Continuing our look at the story of Lazarus and Christ’s raising him from the dead, we see in today’s passage that the disciples initially were not aware of how ill Lazarus was. They did not think that his sickness would result in his physical death.

We know this is the case because when Jesus tells them that Lazarus has fallen asleep, the disciples respond that he will recover. They are unaware, John tells us, that Jesus is talking about death, not physical rest (John 11:11–13). Of course, when Jesus refers to Lazarus’ sleeping, He is using a metaphor for death drawn from the Old Testament. The books of Kings and Chronicles, for example, often refer to a king’s death by saying, “He slept with his fathers” (for instance, see 1 Kings 2:10; 2 Kings 8:24; 2 Chron. 9:31). In light of the Bible’s teaching on the resurrection of the dead, sleep is an apt metaphor for death. Just as we fall into unconsciousness when we sleep, so it can appear that death brings about a kind of unconsciousness for our physical bodies. However, properly speaking, any “sleep” that occurs is true only of our bodies. Our bodies lie in the grave after our deaths, and our spirits do not go to sleep but go to be with the Lord until the resurrection of our bodies on the last day (Phil. 1:23).

First-century Jews did not expect the resurrection until the end of the age, so the disciples likely are not thinking of resurrection when Jesus speaks of going to awaken Lazarus (John 11:11). But in speaking of going to wake up Lazarus, Jesus begins to show the extent of His authority. As John Calvin comments, “Christ shows that he is Lord of death, when he says, that he awakes those whom he restores to life.”

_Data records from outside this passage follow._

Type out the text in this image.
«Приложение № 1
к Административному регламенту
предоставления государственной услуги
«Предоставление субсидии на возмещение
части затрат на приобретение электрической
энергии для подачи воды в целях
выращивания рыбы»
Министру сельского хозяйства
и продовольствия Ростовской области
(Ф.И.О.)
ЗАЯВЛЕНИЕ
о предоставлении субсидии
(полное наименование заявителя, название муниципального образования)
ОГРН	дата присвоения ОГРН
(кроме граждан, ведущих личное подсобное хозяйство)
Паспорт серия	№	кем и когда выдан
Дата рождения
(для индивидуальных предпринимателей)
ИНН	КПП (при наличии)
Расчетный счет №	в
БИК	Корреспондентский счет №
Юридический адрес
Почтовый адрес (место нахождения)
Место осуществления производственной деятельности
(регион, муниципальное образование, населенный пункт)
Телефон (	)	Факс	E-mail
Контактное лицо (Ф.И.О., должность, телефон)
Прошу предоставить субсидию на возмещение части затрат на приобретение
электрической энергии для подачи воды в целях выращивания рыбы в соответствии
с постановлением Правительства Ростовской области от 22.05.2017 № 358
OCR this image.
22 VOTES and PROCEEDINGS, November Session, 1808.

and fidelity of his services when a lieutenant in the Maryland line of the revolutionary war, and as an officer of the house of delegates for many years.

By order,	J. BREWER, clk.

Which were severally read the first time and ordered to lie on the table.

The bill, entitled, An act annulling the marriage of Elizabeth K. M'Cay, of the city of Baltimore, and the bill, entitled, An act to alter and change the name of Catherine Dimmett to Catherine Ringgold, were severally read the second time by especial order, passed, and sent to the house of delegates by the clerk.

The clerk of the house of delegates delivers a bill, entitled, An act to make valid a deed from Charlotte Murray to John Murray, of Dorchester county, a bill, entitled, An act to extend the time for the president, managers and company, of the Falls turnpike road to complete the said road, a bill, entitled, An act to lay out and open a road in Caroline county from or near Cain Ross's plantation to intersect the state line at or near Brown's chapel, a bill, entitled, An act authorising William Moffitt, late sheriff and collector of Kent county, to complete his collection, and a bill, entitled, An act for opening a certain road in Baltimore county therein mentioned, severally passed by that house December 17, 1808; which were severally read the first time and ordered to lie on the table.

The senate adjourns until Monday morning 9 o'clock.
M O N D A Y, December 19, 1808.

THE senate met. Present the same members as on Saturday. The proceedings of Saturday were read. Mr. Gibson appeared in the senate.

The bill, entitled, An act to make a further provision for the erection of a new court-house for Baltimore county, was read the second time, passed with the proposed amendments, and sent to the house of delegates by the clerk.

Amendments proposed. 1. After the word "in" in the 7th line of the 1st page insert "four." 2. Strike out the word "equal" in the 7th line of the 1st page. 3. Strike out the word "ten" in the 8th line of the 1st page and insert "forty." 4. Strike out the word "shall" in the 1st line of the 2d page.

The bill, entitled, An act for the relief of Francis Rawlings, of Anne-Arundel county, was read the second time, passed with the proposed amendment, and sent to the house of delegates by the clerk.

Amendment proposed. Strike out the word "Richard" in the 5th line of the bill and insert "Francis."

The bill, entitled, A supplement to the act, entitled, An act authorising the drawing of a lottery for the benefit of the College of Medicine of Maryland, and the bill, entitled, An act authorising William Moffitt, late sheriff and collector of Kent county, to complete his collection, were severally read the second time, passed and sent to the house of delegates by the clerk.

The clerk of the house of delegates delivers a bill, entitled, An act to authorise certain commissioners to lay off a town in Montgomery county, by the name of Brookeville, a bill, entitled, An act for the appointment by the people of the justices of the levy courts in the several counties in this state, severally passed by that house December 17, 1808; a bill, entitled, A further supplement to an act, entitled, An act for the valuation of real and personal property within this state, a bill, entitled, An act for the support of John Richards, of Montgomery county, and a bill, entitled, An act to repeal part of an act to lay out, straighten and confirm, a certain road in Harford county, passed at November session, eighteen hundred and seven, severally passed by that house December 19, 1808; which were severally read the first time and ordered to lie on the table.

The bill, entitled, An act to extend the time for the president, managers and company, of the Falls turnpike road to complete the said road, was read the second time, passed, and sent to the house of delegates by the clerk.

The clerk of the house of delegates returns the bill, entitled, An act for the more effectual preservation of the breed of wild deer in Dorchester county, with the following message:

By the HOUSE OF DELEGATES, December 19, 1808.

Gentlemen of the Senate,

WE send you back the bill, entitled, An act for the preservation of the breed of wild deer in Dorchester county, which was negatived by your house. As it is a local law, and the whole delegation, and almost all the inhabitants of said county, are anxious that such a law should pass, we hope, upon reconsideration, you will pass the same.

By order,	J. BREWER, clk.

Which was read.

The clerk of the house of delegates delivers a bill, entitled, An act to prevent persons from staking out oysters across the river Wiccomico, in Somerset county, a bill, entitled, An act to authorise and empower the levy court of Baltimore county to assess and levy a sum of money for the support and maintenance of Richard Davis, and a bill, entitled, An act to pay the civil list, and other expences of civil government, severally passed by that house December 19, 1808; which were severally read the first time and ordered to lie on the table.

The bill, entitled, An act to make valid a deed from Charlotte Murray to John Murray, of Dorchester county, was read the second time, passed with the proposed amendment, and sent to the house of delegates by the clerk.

To clear up any misunderstanding on the disciples’ part, Jesus tells the disciples that Lazarus has died and that his death, while evil in itself, will be used to bring about good for the disciples. Lazarus’ death, Jesus says, will provide an opportunity for the disciples to grow in their faith (vv. 14–15). And this is the case because Jesus is going to resurrect Lazarus, giving them a sign that will confirm their faith and sustain them in grace. This, in turn, helps us see one of the purposes that our Creator has for allowing us to experience grief and suffering. Pain, while in itself not a good thing, is a means through which the Lord works for the final good of our redemption. Calvin comments, “When God permits us to be overwhelmed with distresses, and to languish long under them, let us know that, in this manner, he promotes our salvation.”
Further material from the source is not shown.